The Provost, wearing a black robe and shrouded in smoke that billowed from his dark office, also spoke about how Global Studies prevented the recruitment of diverse faculty. “Because of the Global Studies Initiative, nearly all of the Whitman faculty were interested in ways to globalize the college’s academic horizons. I knew something had to change.”

To that end, the new Boyer Avenue Studies Initiative is expected to serve as a powerful means for Whitman to attract and retain a talented, diverse faculty.

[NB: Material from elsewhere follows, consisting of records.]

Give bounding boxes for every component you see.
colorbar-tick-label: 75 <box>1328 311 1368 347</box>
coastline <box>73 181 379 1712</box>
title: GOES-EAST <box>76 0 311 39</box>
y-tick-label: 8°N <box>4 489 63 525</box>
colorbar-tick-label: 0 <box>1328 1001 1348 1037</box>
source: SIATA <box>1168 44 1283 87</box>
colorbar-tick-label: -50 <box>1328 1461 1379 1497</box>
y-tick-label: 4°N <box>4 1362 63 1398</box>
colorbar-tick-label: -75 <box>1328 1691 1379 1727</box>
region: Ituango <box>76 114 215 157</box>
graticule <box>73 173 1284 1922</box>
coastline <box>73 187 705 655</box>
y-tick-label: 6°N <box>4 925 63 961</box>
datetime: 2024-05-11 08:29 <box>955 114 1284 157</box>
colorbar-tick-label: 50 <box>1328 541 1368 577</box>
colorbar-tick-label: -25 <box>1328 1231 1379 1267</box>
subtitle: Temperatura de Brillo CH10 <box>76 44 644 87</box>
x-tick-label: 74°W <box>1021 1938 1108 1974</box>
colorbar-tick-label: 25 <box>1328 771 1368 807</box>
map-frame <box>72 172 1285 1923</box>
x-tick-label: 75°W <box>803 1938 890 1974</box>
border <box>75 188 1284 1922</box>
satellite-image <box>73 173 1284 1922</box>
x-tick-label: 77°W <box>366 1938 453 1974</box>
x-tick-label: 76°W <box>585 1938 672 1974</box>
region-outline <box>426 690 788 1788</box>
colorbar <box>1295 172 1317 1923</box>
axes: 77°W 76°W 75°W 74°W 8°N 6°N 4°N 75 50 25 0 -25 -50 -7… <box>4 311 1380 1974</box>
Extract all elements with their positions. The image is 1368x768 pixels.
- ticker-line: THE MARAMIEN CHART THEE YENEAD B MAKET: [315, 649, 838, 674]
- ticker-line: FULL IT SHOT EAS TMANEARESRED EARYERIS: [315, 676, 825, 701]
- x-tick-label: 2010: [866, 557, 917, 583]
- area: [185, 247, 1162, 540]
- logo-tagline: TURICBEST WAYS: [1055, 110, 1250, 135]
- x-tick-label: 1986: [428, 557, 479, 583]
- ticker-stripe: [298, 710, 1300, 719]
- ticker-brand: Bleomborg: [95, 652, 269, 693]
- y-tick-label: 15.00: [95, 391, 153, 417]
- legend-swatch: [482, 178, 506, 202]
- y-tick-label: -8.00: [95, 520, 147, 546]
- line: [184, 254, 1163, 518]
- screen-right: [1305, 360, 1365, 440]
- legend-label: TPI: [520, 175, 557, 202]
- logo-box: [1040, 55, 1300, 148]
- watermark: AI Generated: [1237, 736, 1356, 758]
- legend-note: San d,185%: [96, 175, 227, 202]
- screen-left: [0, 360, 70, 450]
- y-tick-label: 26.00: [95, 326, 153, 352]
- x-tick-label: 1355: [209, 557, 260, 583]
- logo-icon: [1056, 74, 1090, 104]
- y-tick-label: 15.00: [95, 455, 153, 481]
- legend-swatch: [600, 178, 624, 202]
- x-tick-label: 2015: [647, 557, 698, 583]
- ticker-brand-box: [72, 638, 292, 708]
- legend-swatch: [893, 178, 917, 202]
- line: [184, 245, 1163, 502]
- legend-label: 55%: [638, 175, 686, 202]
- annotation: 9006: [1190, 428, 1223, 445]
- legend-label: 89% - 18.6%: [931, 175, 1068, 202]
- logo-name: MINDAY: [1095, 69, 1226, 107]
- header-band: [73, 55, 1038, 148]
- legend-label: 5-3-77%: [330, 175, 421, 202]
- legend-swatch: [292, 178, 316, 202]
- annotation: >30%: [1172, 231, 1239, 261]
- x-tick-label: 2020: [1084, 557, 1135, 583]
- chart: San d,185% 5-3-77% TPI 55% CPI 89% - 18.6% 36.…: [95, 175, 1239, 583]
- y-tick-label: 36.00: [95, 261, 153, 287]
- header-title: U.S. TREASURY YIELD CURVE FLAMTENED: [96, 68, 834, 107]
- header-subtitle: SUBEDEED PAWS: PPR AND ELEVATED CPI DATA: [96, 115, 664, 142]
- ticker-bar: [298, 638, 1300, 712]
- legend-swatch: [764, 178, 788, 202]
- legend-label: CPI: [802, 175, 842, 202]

“Our own Boyer Avenue is a much more fascinating place than that little thing called ‘the whole wide world’,” said the Provost. “Boyer Avenue is at the heart of our campus, and will be the focus of a newer, better Initiative. I expect that through the Boyer Avenue Initiative, we will be able to attract many young up-and-coming Boyer scholars. In fact, I’ve been in contact with one potential professor who is doing some really groundbreaking research on North of Boyer–South of Boyer relations. The conclusions she has drawn about Anderson and Jewett tensions are way cooler than some stupid class about global health, at least. I’m hopeful we’ll be able to bring her to Whitman with the help of my new program.”

Boyer Studies will engage the faculty in critical discussions about how to make their course curricula as Boyer-centric as possible. Students will benefit by having to consider probing questions about their immediate surroundings and no more than those. The study of Boyer Avenue will pervade all aspects of the Whitman experience, in a true forward-thinking, liberal arts manner: physics students will be able to study the velocity of cars racing down Boyer; art students will spend their four years staring at and analyzing that one colorful statue near Mem; philosophy majors can ponder the passage of time by watching the clock tower; and politics majors will consider the relations of power between those with fancy offices in Mem and those without.

“The possibilities for intellectual growth and vibrant conversation are endless!” cooed Spencer.

The Provost does not plan on stopping with the Boyer Avenue Studies Initiative, though. Plans are in the works to limit Encounters texts only to works by Walla Walla authors. Additionally, the Whitman Bubble will be reinforced with steel as soon as possible, to further insulate the school from harmful global contamination.

At press time, a happy group of students converged on Dean’s office, exclaiming, “Now THIS is what the liberal arts is all about!”